One of the most popular and versatile white wine grapes, Chardonnay offers a wide range of flavors and styles depending on where it is grown and how it is made. While it tends to flourish in most environments, Chardonnay from its Burgundian homeland produces some of the most remarkable and longest lived examples. California produces both oaky, buttery styles and leaner, European-inspired wines. Somm Secret—The Burgundian subregion of Chablis, while typically using older oak barrels, produces a bright style similar to the unoaked style. Anyone who doesn't like oaky Chardonnay would likely enjoy Chablis.

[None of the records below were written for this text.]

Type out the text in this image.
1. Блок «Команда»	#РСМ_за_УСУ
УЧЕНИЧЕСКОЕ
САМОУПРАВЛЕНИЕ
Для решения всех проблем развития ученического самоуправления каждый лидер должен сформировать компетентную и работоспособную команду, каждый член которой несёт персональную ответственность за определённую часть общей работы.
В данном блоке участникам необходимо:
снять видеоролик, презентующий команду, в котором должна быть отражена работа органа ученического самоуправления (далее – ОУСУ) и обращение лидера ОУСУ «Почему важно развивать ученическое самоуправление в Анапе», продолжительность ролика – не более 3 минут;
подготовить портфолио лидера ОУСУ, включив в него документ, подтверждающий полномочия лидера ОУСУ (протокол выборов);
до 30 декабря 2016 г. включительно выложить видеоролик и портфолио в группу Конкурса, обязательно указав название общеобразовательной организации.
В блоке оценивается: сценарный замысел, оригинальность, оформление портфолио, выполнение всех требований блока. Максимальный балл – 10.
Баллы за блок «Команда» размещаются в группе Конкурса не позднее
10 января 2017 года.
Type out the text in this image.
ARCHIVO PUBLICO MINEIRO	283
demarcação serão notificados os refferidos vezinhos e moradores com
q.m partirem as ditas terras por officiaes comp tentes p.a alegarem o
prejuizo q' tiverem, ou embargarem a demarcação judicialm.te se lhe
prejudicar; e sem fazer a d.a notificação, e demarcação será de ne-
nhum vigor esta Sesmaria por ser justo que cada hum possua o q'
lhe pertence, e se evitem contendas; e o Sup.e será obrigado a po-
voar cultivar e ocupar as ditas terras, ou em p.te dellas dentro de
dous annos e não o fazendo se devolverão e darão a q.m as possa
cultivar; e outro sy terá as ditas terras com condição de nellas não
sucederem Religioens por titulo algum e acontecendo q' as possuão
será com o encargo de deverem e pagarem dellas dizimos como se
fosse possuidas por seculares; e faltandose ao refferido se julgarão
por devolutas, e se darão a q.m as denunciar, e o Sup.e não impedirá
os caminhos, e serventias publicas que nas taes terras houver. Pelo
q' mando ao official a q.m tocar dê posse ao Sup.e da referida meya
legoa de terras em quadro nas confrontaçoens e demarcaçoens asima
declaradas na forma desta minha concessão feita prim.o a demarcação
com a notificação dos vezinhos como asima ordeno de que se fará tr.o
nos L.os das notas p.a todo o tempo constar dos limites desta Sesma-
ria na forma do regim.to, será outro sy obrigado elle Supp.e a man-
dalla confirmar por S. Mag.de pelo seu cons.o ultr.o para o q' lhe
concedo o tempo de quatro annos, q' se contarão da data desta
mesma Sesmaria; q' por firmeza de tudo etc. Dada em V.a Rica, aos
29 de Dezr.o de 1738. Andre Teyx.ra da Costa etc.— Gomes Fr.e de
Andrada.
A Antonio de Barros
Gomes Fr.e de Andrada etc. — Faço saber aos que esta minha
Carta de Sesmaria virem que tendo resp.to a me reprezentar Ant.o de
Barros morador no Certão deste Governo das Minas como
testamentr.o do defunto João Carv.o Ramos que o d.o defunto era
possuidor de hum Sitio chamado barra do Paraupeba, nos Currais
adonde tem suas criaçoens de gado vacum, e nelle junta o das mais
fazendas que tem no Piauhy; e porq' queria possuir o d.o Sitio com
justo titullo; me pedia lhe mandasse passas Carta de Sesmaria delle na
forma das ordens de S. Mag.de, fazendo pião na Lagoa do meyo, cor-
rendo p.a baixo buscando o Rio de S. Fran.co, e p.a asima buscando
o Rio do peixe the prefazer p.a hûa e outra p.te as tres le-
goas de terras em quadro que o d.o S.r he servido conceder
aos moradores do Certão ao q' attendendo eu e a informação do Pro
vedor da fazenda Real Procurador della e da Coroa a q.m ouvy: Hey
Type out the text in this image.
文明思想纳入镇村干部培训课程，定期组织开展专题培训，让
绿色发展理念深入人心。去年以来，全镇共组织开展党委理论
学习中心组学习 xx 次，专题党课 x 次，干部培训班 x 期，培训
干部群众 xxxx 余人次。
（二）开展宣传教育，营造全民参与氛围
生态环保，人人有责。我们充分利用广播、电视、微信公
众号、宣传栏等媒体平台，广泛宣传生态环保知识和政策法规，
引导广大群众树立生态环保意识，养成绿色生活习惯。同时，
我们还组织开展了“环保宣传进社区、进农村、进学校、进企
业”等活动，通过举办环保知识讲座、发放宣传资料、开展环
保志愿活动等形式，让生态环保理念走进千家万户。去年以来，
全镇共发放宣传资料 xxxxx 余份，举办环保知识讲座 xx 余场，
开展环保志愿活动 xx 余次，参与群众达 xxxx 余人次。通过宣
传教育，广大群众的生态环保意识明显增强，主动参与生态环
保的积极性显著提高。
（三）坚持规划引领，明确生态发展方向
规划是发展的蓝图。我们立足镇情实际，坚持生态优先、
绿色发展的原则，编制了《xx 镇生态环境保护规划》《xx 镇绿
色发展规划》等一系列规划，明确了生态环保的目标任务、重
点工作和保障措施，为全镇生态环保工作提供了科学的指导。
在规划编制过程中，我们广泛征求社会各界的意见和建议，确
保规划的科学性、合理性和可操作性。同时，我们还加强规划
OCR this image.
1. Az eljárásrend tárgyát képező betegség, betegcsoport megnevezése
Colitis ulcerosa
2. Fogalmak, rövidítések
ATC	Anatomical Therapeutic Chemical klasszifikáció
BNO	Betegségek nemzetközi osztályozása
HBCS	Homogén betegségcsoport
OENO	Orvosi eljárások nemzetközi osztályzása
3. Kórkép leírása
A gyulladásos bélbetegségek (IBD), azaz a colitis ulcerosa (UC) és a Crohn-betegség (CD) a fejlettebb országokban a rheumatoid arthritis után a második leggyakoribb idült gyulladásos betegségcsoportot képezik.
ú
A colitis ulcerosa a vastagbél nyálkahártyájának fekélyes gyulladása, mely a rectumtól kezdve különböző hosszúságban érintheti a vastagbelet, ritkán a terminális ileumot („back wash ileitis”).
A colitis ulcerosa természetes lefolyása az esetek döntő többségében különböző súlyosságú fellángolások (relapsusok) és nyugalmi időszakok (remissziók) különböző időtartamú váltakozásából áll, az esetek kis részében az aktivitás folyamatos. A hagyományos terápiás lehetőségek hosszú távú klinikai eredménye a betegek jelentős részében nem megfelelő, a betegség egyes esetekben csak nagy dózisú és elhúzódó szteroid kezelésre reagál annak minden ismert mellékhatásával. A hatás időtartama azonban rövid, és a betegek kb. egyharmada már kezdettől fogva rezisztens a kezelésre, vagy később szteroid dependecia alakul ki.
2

The source of the most racy, light and tactile, yet uniquely complex Chardonnay, Chablis, while considered part of Burgundy, actually reaches far past the most northern stretch of the Côte d’Or proper. Its vineyards cover hillsides surrounding the small village of Chablis about 100 miles north of Dijon, making it actually closer to Champagne than to Burgundy. Champagne and Chablis have a unique soil type in common called Kimmeridgian, which isn’t found anywhere else in the world except southern England. A 180 million year-old geologic formation of decomposed clay and limestone, containing tiny fossilized oyster shells, spans from the Dorset village of Kimmeridge in southern England all the way down through Champagne, and to the soils of Chablis. This soil type produces wines full of structure, austerity, minerality, salinity and finesse.
Chablis Grands Crus vineyards are all located at ideal elevations and exposition on the acclaimed Kimmeridgian soil, an ancient clay-limestone soil that lends intensity and finesse to its wines. The vineyards outside of Grands Crus are Premiers Crus, and outlying from those is Petit Chablis. Chablis Grand Cru, as well as most Premier Cru Chablis, can age for many years.